Filipe Anacoreta Correia, do CDS,  tentava um silogismo: “O Governo está contra os trabalhadores. Se o PCP está com o Governo, logo, o PCP está contra os trabalhadores”. Adão Silva, do PSD, acusou os comunistas de estarem “no exercício táctico de tentar entalar o PS” e Sandra Pereira, da mesma bancada argumentava que “nesta altura do ano o PCP inicia o seu processo de metamorfose em que passa de parceiro do Governo a porta-voz dos sindicatos”. E aproveitou umas declarações recentes do líder comunista, Jerónimo de Sousa, para dizer que “a inquietação do PCP é a de quem ora é poder, ora é oposição.

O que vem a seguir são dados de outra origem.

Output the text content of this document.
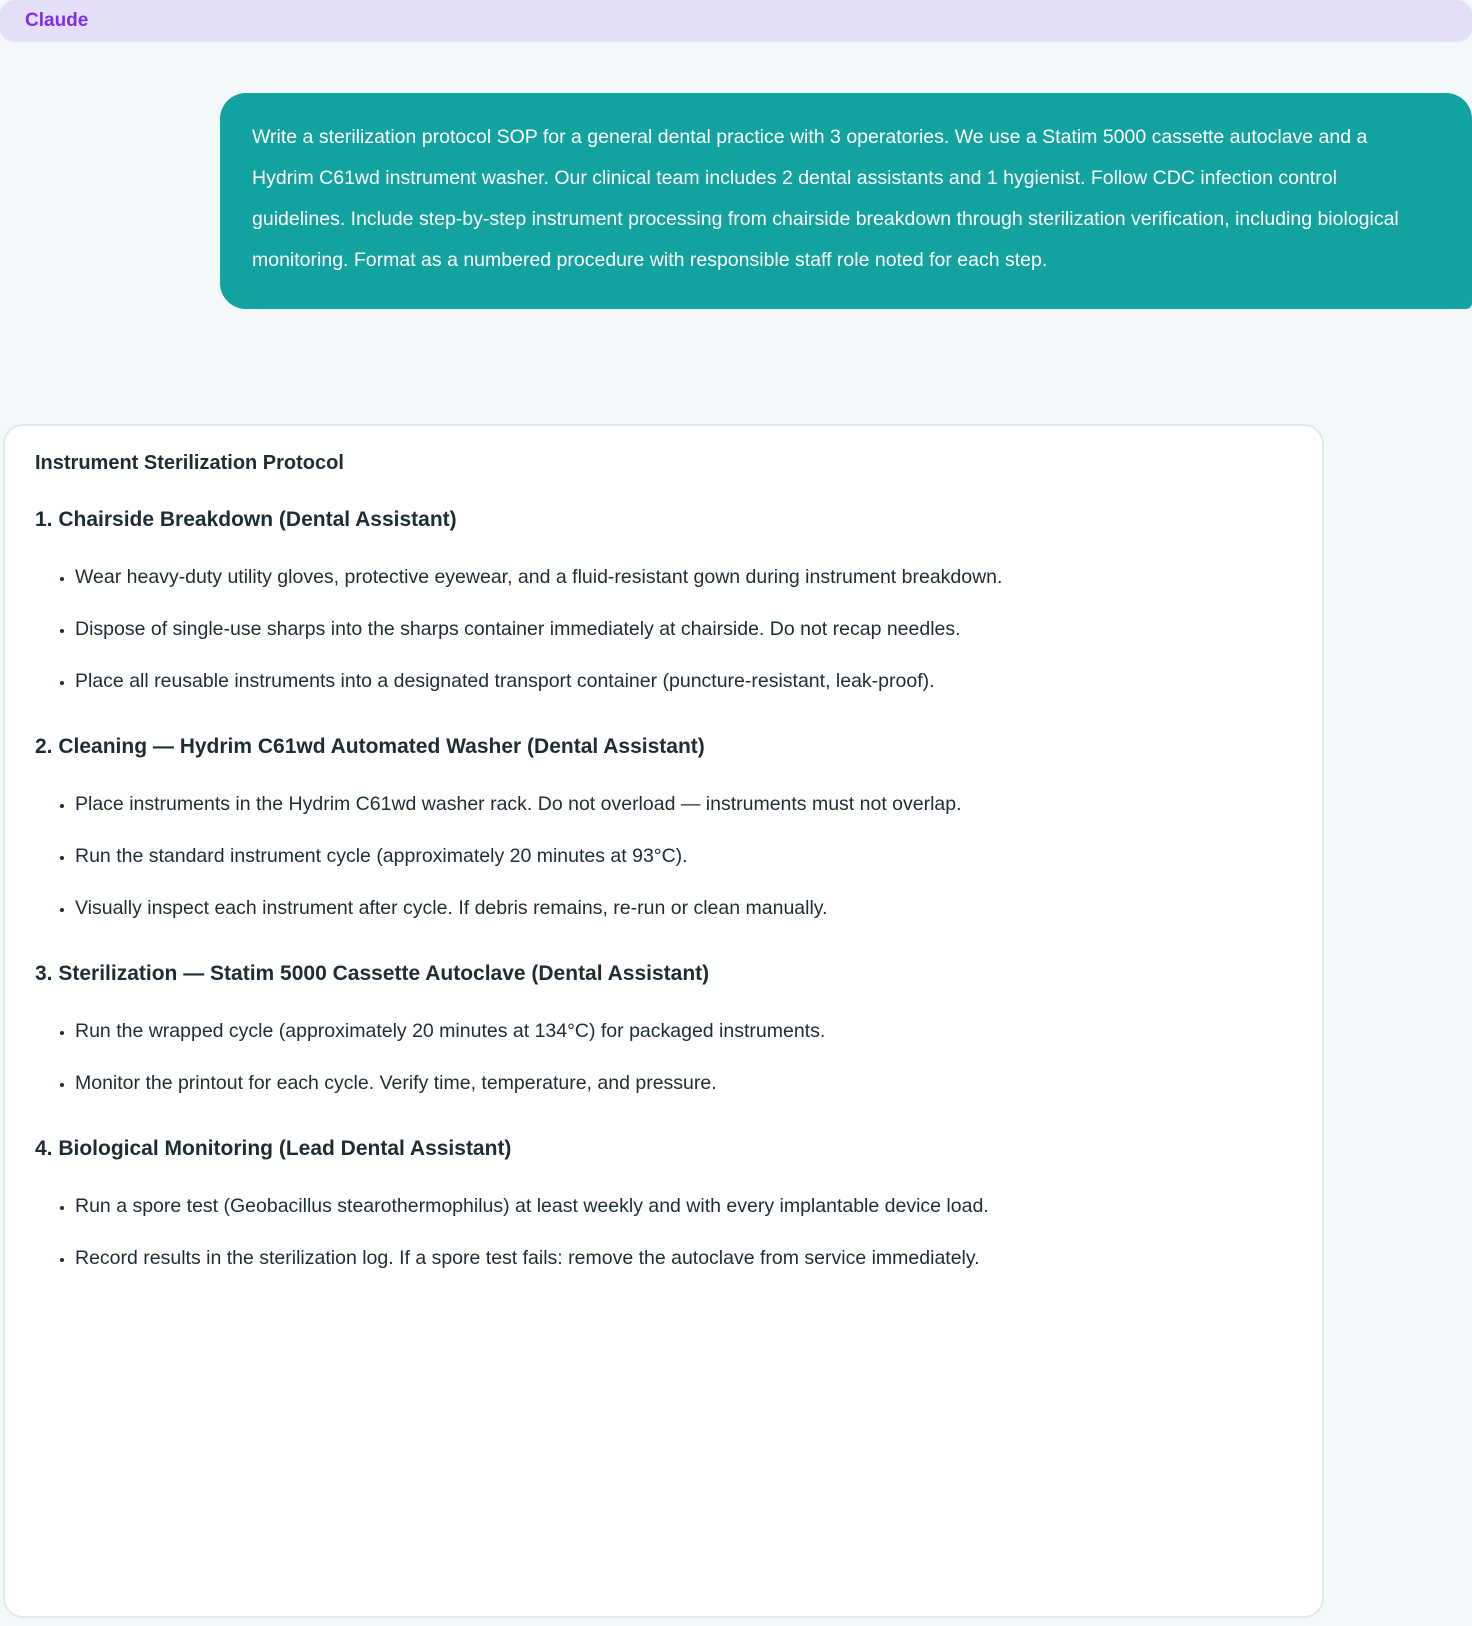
Claude

Write a sterilization protocol SOP for a general dental practice with 3 operatories. We use a Statim 5000 cassette autoclave and a Hydrim C61wd instrument washer. Our clinical team includes 2 dental assistants and 1 hygienist. Follow CDC infection control guidelines. Include step-by-step instrument processing from chairside breakdown through sterilization verification, including biological monitoring. Format as a numbered procedure with responsible staff role noted for each step.

Instrument Sterilization Protocol
1. Chairside Breakdown (Dental Assistant)
• Wear heavy-duty utility gloves, protective eyewear, and a fluid-resistant gown during instrument breakdown.
• Dispose of single-use sharps into the sharps container immediately at chairside. Do not recap needles.
• Place all reusable instruments into a designated transport container (puncture-resistant, leak-proof).
2. Cleaning — Hydrim C61wd Automated Washer (Dental Assistant)
• Place instruments in the Hydrim C61wd washer rack. Do not overload — instruments must not overlap.
• Run the standard instrument cycle (approximately 20 minutes at 93°C).
• Visually inspect each instrument after cycle. If debris remains, re-run or clean manually.
3. Sterilization — Statim 5000 Cassette Autoclave (Dental Assistant)
• Run the wrapped cycle (approximately 20 minutes at 134°C) for packaged instruments.
• Monitor the printout for each cycle. Verify time, temperature, and pressure.
4. Biological Monitoring (Lead Dental Assistant)
• Run a spore test (Geobacillus stearothermophilus) at least weekly and with every implantable device load.
• Record results in the sterilization log. If a spore test fails: remove the autoclave from service immediately.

Ora está aqui dentro a votar Orçamento ao lado do Governo, ora está lá fora com cartazes a exigir a revogação de normas da lei laboral”.

Esta quarta-feira, os participantes da manifestação da CGTP que iam concentrar-se em frente da Assembleia da República (entre eles o secretário-geral da central sindical Arménio Carlos) acabaram por entrar para as galerias do plenário, por causa da chuva, assistindo ao debate.

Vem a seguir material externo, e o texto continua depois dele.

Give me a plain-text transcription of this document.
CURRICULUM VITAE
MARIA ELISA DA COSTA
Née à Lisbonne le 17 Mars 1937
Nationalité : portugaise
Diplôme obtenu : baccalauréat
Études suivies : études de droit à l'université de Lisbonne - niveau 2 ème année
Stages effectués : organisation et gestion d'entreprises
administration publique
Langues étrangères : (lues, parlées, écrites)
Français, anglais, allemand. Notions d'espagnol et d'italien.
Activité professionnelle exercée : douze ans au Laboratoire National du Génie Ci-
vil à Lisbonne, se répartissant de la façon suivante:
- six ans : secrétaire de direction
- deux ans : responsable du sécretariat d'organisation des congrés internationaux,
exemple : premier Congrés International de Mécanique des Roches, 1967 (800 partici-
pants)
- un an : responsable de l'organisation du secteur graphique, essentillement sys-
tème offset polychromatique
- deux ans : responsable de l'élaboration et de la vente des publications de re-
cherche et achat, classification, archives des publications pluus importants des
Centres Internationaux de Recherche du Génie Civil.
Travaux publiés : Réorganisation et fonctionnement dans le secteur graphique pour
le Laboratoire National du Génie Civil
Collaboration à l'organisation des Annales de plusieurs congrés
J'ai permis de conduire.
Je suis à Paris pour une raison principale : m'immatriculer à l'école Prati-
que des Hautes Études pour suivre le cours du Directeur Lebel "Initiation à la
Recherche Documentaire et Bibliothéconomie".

No Bloco de Esquerda, a descolagem face ao PS não era tão pronunciada, com José Soeiro a apontar o copo meio cheio da “geringonça”: “O país tem uma maioria política que contrasta com os anos da troika e da direita, tem um Governo distinto do anterior, tem uma política económica com uma orientação diferente”. Depois acabava por concluir que o Executivo socialista “tem, no essencial, a mesma lei laboral do PSD e do CDS, essa lei é um entrave à democracia”. Ao contrário dos comunistas, os bloquistas aceitaram que o seu projeto sobre o banco de horas individual não fosse votado já, ficando na comissão parlamentar de Trabalho a aguardar pelo que virá do Governo. Na votação sobre esta matéria, o PS absteve-se no projeto do PCP, mas já sabia que não era suficiente para o salvar.

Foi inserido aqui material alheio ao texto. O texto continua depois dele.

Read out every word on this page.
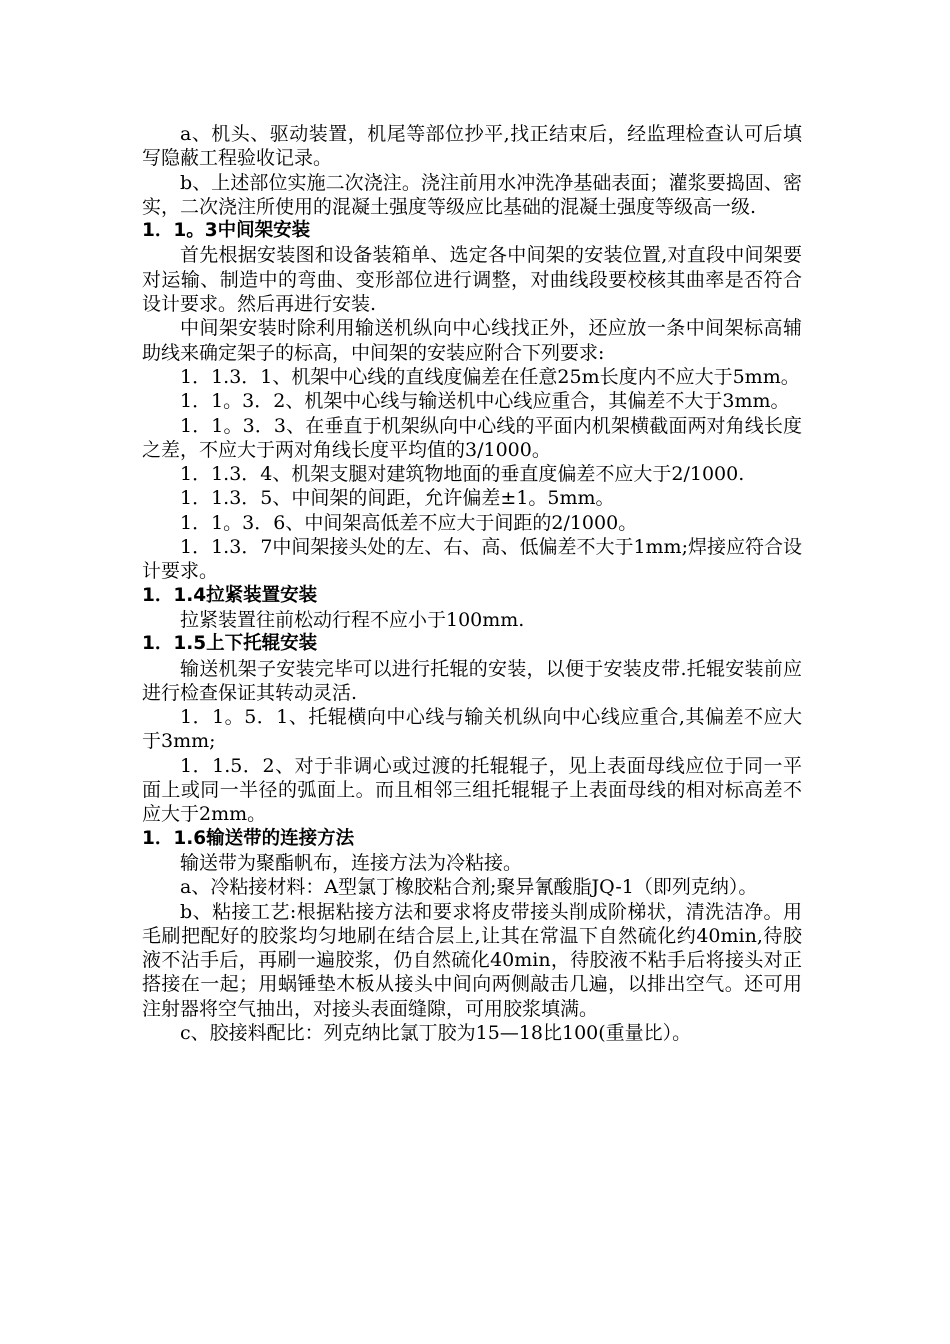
a、机头、驱动装置，机尾等部位抄平,找正结束后，经监理检查认可后填写隐蔽工程验收记录。

b、上述部位实施二次浇注。浇注前用水冲洗净基础表面；灌浆要捣固、密实，二次浇注所使用的混凝土强度等级应比基础的混凝土强度等级高一级.

1．1。3中间架安装

首先根据安装图和设备装箱单、选定各中间架的安装位置,对直段中间架要对运输、制造中的弯曲、变形部位进行调整，对曲线段要校核其曲率是否符合设计要求。然后再进行安装.

中间架安装时除利用输送机纵向中心线找正外，还应放一条中间架标高辅助线来确定架子的标高，中间架的安装应附合下列要求:

1．1.3．1、机架中心线的直线度偏差在任意25m长度内不应大于5mm。

1．1。3．2、机架中心线与输送机中心线应重合，其偏差不大于3mm。

1．1。3．3、在垂直于机架纵向中心线的平面内机架横截面两对角线长度之差，不应大于两对角线长度平均值的3/1000。

1．1.3．4、机架支腿对建筑物地面的垂直度偏差不应大于2/1000.

1．1.3．5、中间架的间距，允许偏差±1。5mm。

1．1。3．6、中间架高低差不应大于间距的2/1000。

1．1.3．7中间架接头处的左、右、高、低偏差不大于1mm;焊接应符合设计要求。

1．1.4拉紧装置安装

拉紧装置往前松动行程不应小于100mm.

1．1.5上下托辊安装

输送机架子安装完毕可以进行托辊的安装，以便于安装皮带.托辊安装前应进行检查保证其转动灵活.

1．1。5．1、托辊横向中心线与输关机纵向中心线应重合,其偏差不应大于3mm;

1．1.5．2、对于非调心或过渡的托辊辊子，见上表面母线应位于同一平面上或同一半径的弧面上。而且相邻三组托辊辊子上表面母线的相对标高差不应大于2mm。

1．1.6输送带的连接方法

输送带为聚酯帆布，连接方法为冷粘接。

a、冷粘接材料：A型氯丁橡胶粘合剂;聚异氰酸脂JQ-1（即列克纳）。

b、粘接工艺:根据粘接方法和要求将皮带接头削成阶梯状，清洗洁净。用毛刷把配好的胶浆均匀地刷在结合层上,让其在常温下自然硫化约40min,待胶液不沾手后，再刷一遍胶浆，仍自然硫化40min，待胶液不粘手后将接头对正搭接在一起；用蜗锤垫木板从接头中间向两侧敲击几遍，以排出空气。还可用注射器将空气抽出，对接头表面缝隙，可用胶浆填满。

c、胶接料配比：列克纳比氯丁胶为15—18比100(重量比）。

A votação não surpreendeu. Ainda assim, houve quatro deputados socialistas que anunciaram que iam fazer declarações de voto sobre a votação dos projetos da legislação laboral. Isabel Moreira, Ascenso Simões, Joaquim Raposo e João Soares. Ao Observador, Ascenso Simões explicou que a sua discordância é sobre os projetos da esquerda: “O Parlamento debate alterações ao Código do Trabalho que dizem pouco aos setores mais dinâmicos da economia portuguesa e não têm qualquer relação com as prioridades dos jovens portugueses”. Os restantes deputados do PS ainda não tinham as declarações de voto prontas à hora da publicação deste texto.